Herald-Tribune by Nicole Rodriguez
September 11, 2018
More than 100 emails released in response to public records lawsuit potentially represent violation of city code
Correction: An earlier version of this story incorrectly stated the name of former Sarasota County Administrator Jim Ley.
SARASOTA — A trove of emails recovered from Tom Barwin’s personal Gmail account shows the city manager may have violated the municipal email policy he and other top officials enacted earlier this year.
A massive release of public records by Barwin’s lawyer this week shows he failed to forward 101 emails about city-related matters from his personal account to the city server, as required by a city policy that Barwin signed on Feb. 22.

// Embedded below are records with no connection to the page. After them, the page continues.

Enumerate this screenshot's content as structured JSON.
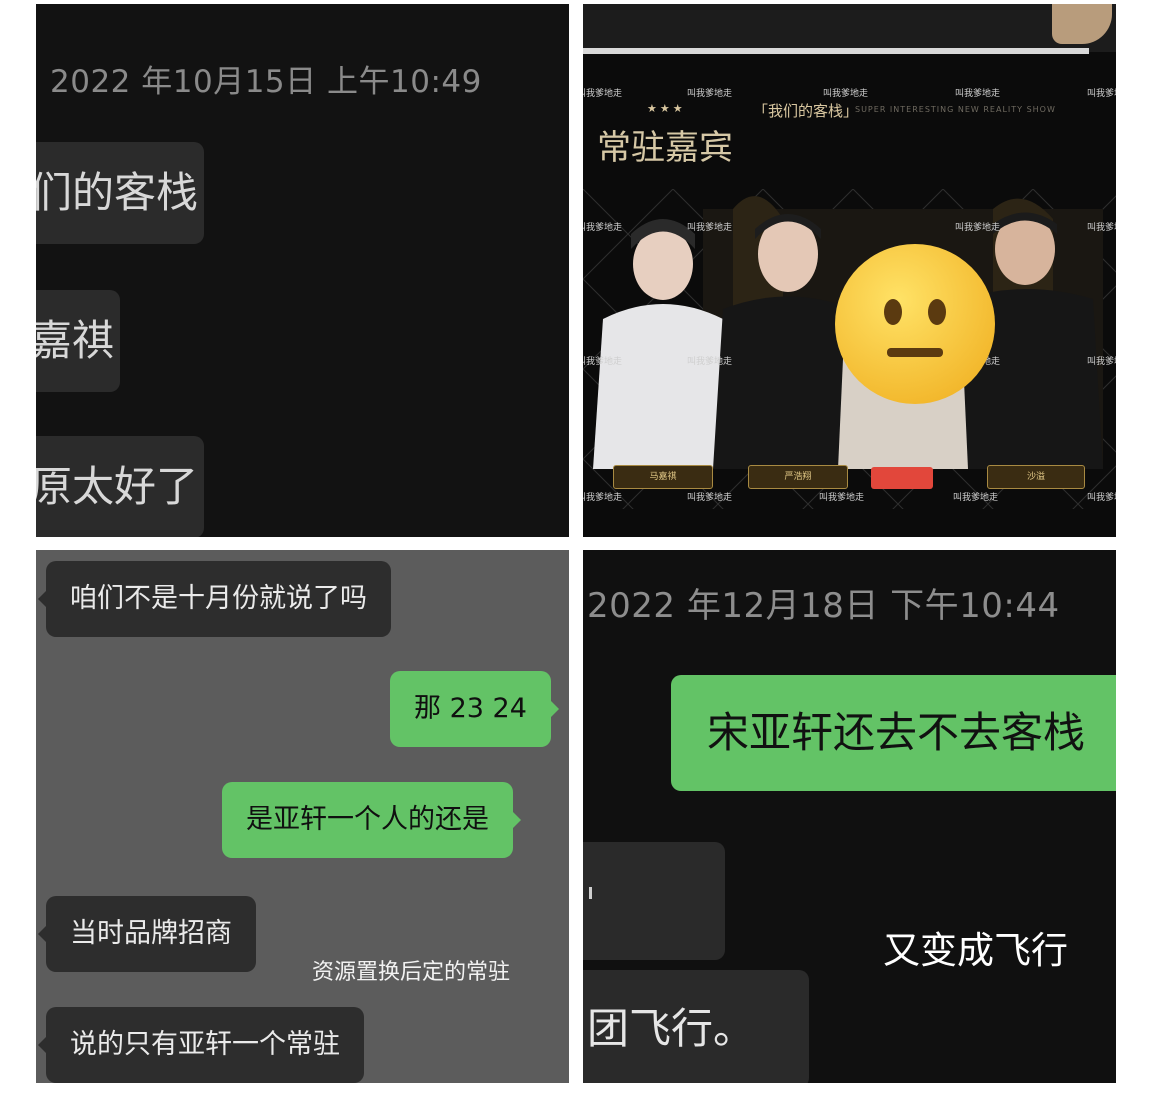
{
  "panel1": {
    "timestamp": "2022 年10月15日 上午10:49",
    "messages": [
      "们的客栈",
      "嘉祺",
      "原太好了"
    ]
  },
  "panel2": {
    "show_name": "「我们的客栈」",
    "subtitle_en": "SUPER INTERESTING NEW REALITY SHOW",
    "heading": "常驻嘉宾",
    "watermark": "叫我爹地走",
    "nameplates": [
      "马嘉祺",
      "严浩翔",
      "沙溢"
    ],
    "emoji": "neutral-face-emoji"
  },
  "panel3": {
    "messages": [
      {
        "side": "left",
        "text": "咱们不是十月份就说了吗"
      },
      {
        "side": "right",
        "text": "那 23 24"
      },
      {
        "side": "right",
        "text": "是亚轩一个人的还是"
      },
      {
        "side": "left",
        "text": "当时品牌招商"
      },
      {
        "side": "left",
        "text": "说的只有亚轩一个常驻"
      }
    ],
    "caption": "资源置换后定的常驻"
  },
  "panel4": {
    "timestamp": "2022 年12月18日 下午10:44",
    "outgoing": "宋亚轩还去不去客栈",
    "incoming_partial": "团飞行。",
    "overlay_text": "又变成飞行"
  },
  "colors": {
    "green_bubble": "#63c366",
    "dark_bubble": "#2b2b2b",
    "timestamp_gray": "#8a8a8a"
  }
}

The city manager’s Palm Beach Gardens-based attorney, Lloyd Schwed, on Monday released a batch of 390 emails considered public records — including the 101 messages that potentially constitute a city policy violation — from Barwin’s personal account between Nov. 22, 2017, and June 30, 2018. Close to 16,000 emails during the same time frame were withheld because they were not related to city business, Schwed said.
The release of the emails is part of a continuing comprehensive exam that Schwed’s firm is conducting of Barwin’s Gmail account dating to 2012, when Barwin was appointed city manager. It comes on the heels of revelations of Barwin’s considerable use of his personal email account to conduct city business — which Barwin has vehemently denied.
In the emails, Barwin received messages from City Engineer Alex Davis-Shaw about a Lido Beach renourishment project and resident complaints forwarded from a real estate professional about construction of the Embassy Suites hotel downtown. He exchanged emails between a Herald-Tribune columnist in which Barwin praised her pieces on gun control and mental health issues. A chunk of the emails are newsletters from government industry organizations, the documents show.
Current policy allows city employees to use private email accounts for city business only if they are forwarded to the city server — but penalties for violating the rule are not stipulated. It is not illegal for government officials to use private email accounts, but they must preserve the messages because they are public records. Public records experts have said Barwin’s practice could be perceived as circumvention of state open records laws.